Слухи, как струны, делались все напряженнее и напряженнее. За ними ощущалась титаническая борьба человека со временем, с природой, со смертью. Титаническая борьба, не измеренная, не узнанная никем!
* * *
А когда вдруг лопнули все слухи — как натянутые струны,— когда человек был смят, разбит временем, природой, смертью, когда сознание твердило в мозгу одно слово: «у мер» и никак не могло добавить к нему другого слова «Лени н»,— тогда огненными буквами две ночи горел в мозгу вопрос, которым мы жили чуть не два года, не подозревая того, что мы живем только этим вопросом:
— Ну, что, как Ильич?
Только этим вопросом жили, потому что он открывал широкие ворота святой надежде.
Две ночи огненными буквами горел этот вопрос без ответа.
Может быть, поэтому, подходя на третий день к Дому союзов и встретив выходивших оттуда товарищей, я остановил одного и запнулся...
Запнулся потому, что по-старому хотел задать ему вопрос:
— Ну, что, как Ильич?
Запнулся вовремя. И пошел в Дом союзов искать ответ на этот необыкновенный вопрос.
Аросев А. По следам Ленина. Л., 1924. С. 3 — 14
1 «АРА» (American Relief Administration) — «Американская администрация помощи», была создана в 1919 г. с целью оказания помощи населению, пострадавшему в результате первой мировой войны. Председателем «АРА» был Г. Гувер — крупный капиталист, тесно связанный с русским капиталом до 1917 г. Некоторые сотрудники «АРА» искренне и добросовестно занимались благотворительной деятельностью. Во время голода в Поволжье Советское правительство разрешило в 1921 г. деятельность «АРА» в РСФСР. Организованные «АРА» поставки продовольствия, медикаментов и друшх товаров оказали определенную помощь в борьбе с голодом. В июне 1923 г. деятельность «АРА» в СССР была прекращена. Ред.
APOCEB АЛЕКСАНДР ЯКОВЛЕВИЧ (1890—1938) — советский государственный, партийный деятель, писатель. Член партии с 1907 г. Революционную работу вел в Казани, Петербурге, Москве. Подвергался арестам и ссылкам.
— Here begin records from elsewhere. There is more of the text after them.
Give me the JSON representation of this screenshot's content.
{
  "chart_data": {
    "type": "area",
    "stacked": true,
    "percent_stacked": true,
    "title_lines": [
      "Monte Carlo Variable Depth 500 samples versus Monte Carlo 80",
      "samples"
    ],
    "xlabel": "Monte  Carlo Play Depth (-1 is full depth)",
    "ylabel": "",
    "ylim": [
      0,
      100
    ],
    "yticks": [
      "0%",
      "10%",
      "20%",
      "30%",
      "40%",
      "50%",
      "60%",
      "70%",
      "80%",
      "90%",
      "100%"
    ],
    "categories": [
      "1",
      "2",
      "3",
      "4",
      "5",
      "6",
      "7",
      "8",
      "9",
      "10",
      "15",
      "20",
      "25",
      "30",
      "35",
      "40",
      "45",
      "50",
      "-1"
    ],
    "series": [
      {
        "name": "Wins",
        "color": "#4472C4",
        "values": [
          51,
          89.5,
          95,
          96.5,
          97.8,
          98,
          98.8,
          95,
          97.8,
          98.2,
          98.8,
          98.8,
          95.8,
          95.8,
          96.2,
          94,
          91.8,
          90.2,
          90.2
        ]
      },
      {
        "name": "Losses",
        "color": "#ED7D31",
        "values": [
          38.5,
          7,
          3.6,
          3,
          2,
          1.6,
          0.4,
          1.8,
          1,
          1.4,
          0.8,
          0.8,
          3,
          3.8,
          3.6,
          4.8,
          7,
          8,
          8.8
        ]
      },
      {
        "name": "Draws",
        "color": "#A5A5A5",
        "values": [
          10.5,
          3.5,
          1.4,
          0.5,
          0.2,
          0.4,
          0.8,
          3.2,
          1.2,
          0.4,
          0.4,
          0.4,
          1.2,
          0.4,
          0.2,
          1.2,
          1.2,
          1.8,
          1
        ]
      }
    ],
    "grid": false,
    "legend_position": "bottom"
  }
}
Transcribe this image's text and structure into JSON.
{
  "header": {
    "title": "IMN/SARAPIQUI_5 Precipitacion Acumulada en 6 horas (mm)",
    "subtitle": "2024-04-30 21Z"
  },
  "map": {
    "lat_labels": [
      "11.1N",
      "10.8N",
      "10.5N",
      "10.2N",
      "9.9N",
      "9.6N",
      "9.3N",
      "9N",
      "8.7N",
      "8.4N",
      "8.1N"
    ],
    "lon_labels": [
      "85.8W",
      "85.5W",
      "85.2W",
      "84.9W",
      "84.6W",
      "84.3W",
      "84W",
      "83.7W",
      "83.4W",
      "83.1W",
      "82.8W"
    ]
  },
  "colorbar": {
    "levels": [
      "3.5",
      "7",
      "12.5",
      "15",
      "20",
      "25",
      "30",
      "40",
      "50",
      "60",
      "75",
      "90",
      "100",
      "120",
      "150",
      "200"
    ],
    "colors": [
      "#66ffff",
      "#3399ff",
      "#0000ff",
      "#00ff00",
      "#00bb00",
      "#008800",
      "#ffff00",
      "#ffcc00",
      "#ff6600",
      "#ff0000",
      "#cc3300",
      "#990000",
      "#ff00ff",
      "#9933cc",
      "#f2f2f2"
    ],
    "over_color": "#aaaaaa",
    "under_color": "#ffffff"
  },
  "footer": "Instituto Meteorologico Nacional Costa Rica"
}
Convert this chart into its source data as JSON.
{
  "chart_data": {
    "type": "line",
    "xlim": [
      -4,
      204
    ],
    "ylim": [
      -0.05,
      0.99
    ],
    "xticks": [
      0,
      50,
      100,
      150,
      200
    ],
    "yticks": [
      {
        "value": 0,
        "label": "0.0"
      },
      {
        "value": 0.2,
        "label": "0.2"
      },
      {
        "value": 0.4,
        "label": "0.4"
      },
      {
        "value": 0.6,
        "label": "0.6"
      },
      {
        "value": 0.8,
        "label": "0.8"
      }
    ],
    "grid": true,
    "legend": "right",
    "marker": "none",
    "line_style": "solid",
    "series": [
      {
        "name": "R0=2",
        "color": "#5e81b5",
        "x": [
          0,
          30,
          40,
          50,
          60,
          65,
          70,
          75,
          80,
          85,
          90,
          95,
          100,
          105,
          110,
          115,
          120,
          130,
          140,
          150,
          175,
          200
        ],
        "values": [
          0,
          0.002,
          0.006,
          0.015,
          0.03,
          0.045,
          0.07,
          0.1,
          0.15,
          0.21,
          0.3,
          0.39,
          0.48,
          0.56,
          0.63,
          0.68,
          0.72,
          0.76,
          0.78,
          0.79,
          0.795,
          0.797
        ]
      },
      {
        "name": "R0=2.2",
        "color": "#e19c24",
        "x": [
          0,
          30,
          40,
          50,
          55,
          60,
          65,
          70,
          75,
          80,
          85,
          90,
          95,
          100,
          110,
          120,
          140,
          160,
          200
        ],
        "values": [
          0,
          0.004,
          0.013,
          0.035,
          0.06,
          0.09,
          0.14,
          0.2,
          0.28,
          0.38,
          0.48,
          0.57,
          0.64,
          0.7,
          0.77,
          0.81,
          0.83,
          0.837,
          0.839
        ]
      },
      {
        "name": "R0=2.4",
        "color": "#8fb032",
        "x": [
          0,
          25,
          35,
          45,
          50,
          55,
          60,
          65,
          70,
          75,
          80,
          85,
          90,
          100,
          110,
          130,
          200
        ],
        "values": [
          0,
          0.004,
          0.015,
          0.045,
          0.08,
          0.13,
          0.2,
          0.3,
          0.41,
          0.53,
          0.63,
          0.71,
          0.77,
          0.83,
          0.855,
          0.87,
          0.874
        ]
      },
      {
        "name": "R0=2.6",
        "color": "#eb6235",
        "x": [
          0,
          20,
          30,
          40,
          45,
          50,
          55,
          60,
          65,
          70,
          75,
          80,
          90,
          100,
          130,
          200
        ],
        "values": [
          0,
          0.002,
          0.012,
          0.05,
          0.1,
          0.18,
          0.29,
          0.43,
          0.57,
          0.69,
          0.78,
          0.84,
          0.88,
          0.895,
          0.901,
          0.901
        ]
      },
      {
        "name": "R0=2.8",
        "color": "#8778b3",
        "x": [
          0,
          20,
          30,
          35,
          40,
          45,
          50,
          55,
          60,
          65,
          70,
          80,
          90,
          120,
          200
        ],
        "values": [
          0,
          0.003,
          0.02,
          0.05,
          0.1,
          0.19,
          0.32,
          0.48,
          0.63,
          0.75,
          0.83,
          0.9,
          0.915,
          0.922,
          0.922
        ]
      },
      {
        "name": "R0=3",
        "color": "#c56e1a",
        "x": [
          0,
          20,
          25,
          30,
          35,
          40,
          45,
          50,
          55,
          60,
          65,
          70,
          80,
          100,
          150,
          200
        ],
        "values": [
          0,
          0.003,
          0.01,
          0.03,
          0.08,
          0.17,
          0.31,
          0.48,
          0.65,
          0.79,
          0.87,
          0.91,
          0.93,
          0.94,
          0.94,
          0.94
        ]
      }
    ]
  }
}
Эмигрировал, работал в заграничных большевистских организациях. После Февральской революции 1917 г.— председатель Тверского Совета. Делегат VII (Апрельской) Всероссийской конференции РСДРП (б). С июня 1917 г.— член Всероссийского бюро военных организаций при ЦК РСДРП (б). В октябре 1917 г.— член Московского ВРК, командующий войсками Московского военного округа. В 1918 г.— комиссар Главброни и Главвоздухфлота. В 1920 г.— председатель революционного трибунала Украины. В 1923—1924 гг.— заместитель директора Института В. И. Ленина. В 1924—1933 гг.— на дипломатической работе во Франции, полпред в Литве, Чехословакии. С 1934 г.— председатель Всесоюзного общества культурной связи с заграницей (ВОКС).
Необоснованно репрессирован; реабилитирован посмертно.